The scheduled sale, which was requested by the loan’s special servicer Situs Holdings, will be held by Mannion Auctions. It comes after its owners fell behind on debt payments and tried but failed to sell the building ahead of the maturity date on its $39 million loan.
CRG, a Chicago-based real estate developer, built the 149-unit highrise, at 4555 North Sheridan Road, for $30.7 million or a little more than $200,000 per unit, according to its website.
The firm started construction in June 2018 with its sister companies, Lamar Johnson Collaborative and Clayco, and completed it in 2019. CRG refinanced in 2021 with a variable interest rate loan issued by an affiliate of San Francisco-based TPG, at a time when rates were significantly lower than they are today. The loan was bundled with other debt backed by commercial properties in a financial vehicle known as a collateralized loan obligation.
CRG considered selling prior to refinancing in 2021, but uncertainty around the city’s tax environment tempered interest from buyers, CRG’s CEO Shawn Clark said.
“The property continues to perform well but the interest expenses did contribute to the challenges of the property and we came to an amicable solution to hand the keys over,” Clark, who assumed the role of CEO for CRG last year, told The Real Deal. “Both Situs and TPG have been really positive and complimentary to our team and regard us as a good borrower.”
The property has been at or above 90 percent occupancy since it opened, Clark said.
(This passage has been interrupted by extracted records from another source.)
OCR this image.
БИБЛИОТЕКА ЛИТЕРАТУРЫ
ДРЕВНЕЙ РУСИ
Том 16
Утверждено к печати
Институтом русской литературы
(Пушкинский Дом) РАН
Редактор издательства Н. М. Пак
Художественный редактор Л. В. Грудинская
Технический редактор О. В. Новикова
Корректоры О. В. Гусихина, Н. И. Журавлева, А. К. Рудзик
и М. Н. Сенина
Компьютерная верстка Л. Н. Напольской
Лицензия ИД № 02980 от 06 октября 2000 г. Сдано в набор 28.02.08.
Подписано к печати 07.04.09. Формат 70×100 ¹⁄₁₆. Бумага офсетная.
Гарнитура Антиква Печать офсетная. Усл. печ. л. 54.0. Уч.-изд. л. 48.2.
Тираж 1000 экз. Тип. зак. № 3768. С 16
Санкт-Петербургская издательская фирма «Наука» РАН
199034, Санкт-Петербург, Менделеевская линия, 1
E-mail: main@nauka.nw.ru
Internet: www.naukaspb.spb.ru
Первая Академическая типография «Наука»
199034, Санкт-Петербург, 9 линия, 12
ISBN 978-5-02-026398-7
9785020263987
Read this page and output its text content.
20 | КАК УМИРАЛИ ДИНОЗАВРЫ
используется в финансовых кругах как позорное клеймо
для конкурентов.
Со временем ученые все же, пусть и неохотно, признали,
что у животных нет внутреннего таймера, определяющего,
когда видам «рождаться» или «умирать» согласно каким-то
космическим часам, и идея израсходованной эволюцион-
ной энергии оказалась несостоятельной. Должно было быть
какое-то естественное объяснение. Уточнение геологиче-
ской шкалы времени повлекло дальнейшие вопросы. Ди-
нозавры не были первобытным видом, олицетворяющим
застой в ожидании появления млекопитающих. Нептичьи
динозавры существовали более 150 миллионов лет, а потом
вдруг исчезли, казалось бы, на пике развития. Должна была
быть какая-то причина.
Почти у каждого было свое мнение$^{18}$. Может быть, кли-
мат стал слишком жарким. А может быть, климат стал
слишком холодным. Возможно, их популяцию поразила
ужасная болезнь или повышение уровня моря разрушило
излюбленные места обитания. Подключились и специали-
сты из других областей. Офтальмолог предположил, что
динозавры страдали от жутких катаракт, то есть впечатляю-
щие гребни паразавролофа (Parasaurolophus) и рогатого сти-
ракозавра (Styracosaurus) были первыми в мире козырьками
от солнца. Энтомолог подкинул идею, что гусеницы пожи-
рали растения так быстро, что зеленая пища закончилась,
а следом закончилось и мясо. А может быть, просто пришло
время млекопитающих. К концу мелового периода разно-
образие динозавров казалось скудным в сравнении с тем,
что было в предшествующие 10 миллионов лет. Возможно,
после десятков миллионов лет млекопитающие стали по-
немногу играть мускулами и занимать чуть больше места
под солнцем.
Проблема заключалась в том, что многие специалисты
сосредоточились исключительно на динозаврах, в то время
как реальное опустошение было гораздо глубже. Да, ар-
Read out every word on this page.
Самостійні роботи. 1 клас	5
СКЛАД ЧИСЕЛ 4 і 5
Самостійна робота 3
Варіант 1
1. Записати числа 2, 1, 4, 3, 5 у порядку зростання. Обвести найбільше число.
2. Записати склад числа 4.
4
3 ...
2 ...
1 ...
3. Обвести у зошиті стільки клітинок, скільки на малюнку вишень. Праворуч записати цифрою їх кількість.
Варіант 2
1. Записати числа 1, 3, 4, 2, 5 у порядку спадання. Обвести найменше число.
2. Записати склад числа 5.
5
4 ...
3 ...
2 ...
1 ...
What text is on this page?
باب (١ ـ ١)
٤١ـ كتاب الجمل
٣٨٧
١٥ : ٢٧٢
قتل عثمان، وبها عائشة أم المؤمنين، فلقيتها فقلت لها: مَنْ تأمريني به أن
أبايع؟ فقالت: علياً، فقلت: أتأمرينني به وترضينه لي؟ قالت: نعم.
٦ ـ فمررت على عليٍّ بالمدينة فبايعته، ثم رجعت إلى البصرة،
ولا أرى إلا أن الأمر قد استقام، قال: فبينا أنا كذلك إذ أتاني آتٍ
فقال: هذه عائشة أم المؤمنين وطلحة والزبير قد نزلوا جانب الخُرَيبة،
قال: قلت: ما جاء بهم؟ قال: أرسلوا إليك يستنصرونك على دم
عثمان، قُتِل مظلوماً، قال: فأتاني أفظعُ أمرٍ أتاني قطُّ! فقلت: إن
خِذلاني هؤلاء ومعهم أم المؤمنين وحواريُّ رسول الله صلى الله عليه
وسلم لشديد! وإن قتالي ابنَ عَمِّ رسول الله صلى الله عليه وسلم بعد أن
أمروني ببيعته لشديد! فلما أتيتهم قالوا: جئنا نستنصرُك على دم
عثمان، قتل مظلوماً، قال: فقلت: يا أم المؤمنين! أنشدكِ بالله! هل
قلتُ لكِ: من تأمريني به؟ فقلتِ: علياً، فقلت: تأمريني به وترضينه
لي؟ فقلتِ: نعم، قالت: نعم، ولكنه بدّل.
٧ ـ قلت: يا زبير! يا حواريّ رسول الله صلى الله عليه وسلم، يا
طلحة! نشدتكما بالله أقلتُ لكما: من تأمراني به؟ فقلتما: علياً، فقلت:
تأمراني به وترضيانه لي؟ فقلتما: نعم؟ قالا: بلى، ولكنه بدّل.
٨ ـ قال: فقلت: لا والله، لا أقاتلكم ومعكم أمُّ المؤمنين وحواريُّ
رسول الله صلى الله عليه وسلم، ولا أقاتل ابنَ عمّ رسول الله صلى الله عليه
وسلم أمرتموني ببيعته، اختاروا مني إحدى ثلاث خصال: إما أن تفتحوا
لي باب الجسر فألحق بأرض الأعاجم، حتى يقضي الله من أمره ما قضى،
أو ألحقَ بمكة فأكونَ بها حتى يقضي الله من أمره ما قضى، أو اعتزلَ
In June 2023, CRG hired CBRE’s Chicago multifamily team to market the 4555 North Sheridan Road property but didn’t find a buyer.
About a year later, CRG’s lender watchlisted the securitized loan and then moved it to special servicing with Situs Holdings this August. Payments on the loan have been delinquent since then and the loan matured in October, according to securitized loan tracking platform Morningstar Credit.
While the region’s multifamily market has shown promise, particularly in the suburbs, floating rate loans have undercut the performance of some otherwise healthy assets. The region’s strong job market and rent growth have not counteracted the effects of rising rates on floating rate debt taken out before 2022.
More than a dozen major multifamily properties with floating rate loans in Chicagoland are burning more cash than they are bringing in, data from Morningstar Credit shows.
Even as some investments from 2019, 2020 and 2021 start to falter, investors and developers are starting fresh with new deals and projects. CRG itself is underway with construction on a Fulton Market multifamily tower development it partnered with Jeff Shapack on after they secured $84 million in financing early this year.
And not far from Upshore Chapter, the Chicago Plan Commission approved a developer’s proposal last month to replace a vacant mid-block parcel at 936 West Leland Avenue with a five-story, 32-unit apartment building. The cost for that project comes to $297,000 per unit.